What was not to like about DH Corp? The company had a cheap valuation on most metrics, paid a dividend in the 4% to 5% yield, has an international customer base of large financial institutions through long-term contracts and has largely been a great Canadian success story. Unfortunately, as value investors can often find out the hard way, cheap stocks are often cheap for a reason and can also get ‘cheaper’. Case in point is DH Corp; but what exactly happened here?
The news flow has been so steady with DH Corp that a timeline is really the best way to present the story.
October 25, 2016 – DH Corp releases third quarter results – The results were disappointing to say the least with big misses against estimates due to a cheque processing business slowing at a faster rate than expected and international clients delaying purchasing decisions due to concerns over issues such as Brexit and general cost conscious environment in the financial industry.
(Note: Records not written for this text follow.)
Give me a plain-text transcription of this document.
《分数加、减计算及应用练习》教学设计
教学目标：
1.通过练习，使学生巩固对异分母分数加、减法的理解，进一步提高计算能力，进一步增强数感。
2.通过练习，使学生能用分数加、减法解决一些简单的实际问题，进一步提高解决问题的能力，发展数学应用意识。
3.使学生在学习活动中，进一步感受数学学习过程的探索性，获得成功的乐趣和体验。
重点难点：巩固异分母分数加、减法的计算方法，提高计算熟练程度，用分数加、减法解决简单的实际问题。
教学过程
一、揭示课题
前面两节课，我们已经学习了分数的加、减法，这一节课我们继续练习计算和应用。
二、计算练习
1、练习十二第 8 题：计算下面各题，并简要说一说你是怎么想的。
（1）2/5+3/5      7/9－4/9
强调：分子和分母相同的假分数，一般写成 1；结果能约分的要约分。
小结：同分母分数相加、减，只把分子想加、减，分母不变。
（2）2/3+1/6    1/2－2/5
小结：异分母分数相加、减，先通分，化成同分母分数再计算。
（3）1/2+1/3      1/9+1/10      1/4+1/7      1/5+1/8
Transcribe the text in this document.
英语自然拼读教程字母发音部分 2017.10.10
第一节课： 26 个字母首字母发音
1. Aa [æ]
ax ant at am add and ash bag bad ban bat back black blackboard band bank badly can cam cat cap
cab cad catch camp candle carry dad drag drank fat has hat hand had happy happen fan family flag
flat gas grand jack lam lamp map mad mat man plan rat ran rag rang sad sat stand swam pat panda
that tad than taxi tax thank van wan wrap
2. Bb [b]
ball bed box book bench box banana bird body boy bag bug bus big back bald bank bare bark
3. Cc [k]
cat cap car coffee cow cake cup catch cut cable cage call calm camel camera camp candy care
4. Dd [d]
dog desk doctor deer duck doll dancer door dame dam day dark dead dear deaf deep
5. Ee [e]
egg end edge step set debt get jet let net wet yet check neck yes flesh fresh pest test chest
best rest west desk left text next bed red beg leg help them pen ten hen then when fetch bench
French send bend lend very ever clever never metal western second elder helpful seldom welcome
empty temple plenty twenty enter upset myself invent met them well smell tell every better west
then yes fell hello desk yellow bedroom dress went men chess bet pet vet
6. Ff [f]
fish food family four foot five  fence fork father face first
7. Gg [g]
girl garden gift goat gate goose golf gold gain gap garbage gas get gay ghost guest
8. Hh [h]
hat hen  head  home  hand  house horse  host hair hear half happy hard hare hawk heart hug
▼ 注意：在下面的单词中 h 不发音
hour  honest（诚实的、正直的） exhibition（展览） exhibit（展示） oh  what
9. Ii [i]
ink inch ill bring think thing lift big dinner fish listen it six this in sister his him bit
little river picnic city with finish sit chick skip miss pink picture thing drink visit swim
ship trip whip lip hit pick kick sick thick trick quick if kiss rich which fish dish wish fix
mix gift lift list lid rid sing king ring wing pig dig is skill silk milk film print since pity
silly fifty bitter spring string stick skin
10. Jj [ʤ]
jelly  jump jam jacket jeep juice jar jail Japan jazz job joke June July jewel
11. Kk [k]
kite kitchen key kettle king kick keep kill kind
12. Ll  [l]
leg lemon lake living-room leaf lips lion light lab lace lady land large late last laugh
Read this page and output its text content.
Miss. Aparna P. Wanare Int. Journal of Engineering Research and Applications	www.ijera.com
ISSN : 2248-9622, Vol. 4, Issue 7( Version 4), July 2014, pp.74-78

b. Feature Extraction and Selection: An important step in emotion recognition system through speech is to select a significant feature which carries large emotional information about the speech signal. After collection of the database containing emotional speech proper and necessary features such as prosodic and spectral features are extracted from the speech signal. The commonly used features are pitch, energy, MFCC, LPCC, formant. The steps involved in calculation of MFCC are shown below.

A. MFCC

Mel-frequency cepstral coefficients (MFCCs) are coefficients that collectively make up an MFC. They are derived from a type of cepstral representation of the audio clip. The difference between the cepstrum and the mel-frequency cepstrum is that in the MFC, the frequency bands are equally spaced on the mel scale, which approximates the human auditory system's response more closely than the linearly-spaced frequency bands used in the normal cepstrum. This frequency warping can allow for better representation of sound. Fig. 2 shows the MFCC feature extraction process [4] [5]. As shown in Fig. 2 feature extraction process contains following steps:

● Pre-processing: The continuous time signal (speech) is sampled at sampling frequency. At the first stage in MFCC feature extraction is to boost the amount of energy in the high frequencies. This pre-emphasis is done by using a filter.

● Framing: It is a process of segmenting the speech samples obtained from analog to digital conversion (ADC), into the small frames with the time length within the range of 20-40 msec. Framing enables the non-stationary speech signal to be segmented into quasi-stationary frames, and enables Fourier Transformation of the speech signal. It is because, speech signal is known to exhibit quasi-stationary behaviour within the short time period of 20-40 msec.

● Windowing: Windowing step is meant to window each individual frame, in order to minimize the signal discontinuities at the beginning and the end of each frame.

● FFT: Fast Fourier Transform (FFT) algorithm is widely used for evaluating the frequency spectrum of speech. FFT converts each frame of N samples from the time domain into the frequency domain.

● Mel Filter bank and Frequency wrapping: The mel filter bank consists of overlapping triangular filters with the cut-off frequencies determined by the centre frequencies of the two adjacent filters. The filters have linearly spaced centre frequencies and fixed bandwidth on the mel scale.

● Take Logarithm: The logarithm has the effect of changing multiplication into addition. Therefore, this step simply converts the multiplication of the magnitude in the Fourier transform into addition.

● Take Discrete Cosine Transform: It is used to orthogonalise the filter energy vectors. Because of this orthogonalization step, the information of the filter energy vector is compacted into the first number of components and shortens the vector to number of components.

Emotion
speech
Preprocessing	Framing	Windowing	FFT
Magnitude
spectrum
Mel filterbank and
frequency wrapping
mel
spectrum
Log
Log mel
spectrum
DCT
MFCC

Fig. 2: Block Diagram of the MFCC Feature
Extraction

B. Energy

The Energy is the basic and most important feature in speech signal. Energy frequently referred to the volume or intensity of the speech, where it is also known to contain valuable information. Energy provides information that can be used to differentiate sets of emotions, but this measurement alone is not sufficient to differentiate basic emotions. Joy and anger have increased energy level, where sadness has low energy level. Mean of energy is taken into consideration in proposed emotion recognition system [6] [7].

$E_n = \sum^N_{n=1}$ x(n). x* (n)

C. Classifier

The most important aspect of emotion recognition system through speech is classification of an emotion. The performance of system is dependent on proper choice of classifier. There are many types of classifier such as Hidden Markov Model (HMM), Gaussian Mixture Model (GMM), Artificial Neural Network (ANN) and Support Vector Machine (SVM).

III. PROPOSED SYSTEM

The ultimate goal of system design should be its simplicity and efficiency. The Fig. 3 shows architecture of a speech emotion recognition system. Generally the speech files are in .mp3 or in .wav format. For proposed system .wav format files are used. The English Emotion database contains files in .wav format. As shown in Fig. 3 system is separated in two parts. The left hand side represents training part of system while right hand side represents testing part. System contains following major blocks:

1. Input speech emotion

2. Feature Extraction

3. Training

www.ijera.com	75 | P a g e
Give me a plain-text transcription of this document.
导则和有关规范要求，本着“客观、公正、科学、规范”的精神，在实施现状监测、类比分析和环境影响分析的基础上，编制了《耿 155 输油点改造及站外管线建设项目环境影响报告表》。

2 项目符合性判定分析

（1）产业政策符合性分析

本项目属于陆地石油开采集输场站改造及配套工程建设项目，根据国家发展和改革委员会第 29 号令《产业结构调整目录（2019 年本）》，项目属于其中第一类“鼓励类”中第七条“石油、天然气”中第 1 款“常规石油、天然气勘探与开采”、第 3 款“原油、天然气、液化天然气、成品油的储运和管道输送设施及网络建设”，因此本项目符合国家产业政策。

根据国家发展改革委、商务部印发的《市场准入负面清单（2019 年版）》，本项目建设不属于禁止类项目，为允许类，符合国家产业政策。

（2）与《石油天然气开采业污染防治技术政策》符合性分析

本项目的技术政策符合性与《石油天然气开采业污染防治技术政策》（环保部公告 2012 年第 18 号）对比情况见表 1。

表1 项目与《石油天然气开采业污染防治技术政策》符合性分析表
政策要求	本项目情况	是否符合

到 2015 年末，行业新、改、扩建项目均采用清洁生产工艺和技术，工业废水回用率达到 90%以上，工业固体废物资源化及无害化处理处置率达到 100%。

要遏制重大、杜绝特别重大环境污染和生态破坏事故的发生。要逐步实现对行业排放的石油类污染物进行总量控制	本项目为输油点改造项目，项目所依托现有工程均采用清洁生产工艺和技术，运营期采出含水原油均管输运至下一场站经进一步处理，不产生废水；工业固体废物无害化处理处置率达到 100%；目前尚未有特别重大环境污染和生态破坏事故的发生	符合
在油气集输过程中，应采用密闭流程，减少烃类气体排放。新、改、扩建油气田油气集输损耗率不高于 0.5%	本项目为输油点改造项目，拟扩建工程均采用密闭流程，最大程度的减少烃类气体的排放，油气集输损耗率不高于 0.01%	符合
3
Shares plummeted 43% primarily on concerns over the company being in breach of debt covenants and a dividend cut.
November 10, 2016 – DH Corp amends debt covenants with lenders giving the company a bit more breathing room on the debt to EBITDA covenant while also increasing the interest rate by 25 basis points (0.25%).
November 21, 2016 – DH Corp cuts dividend by 63% from $0.32 to $0.12. The reduction adds $85.5 million worth of additional cash flows. DH plans to spend 45% to 50% on share repurchases and 40% to 45% toward debt repayment.
December 7, 2016 – DH announces the formation of a special committee to address expressions of interest from third parties.
Overall the stock has taken investors on a bit of a ride. Some of the decisions made by the company recently are difficult but likely the appropriate course of action. With $1.9 billion in debt, the focus of the company is paying down debt and cutting the dividend should help with this endeavor. Investors will now be looking to the 2017 guidance provided by DH Corp, expected by year-end. With the end of the year often being an important time for contract signings, as institutions look to spend remaining IT budgets that are set to expire, markets will be looking for a sign as to whether the customers of DH will ramp up spending with the company again or if long-term growth expectations need to be adjusted. With the company currently ‘in play’ due to the news of the special committee, upside still remains. However, it is a much different stock than it was just over a month ago and those holding DH Corp as a stable dividend payer may no longer find this holding appropriate due to increased volatility. While the shares of DH did drop 43% on October 25th, the shares are now down only ~20% since the day the bad news began.
One last interesting observation worth noting through this series of events is the actions of analysts. Starting on October 27th, after the shares dropped over 40% in a single day, price targets and ratings began to drop. By our count, six of the nine analysts following the stock substantially cut price targets or downgraded the rating of the stock. Once DH cut the dividend, analysts began changing the recommendations back to more bullish outlooks, all within a few weeks. We think this is just another good example of not being overly reactive to news, as most investors that sold in the initial fear trade are unlikely to have enjoyed the bounce in the shares. Often, news gets priced in before an investor has a chance to react and doing nothing can be the best course of action.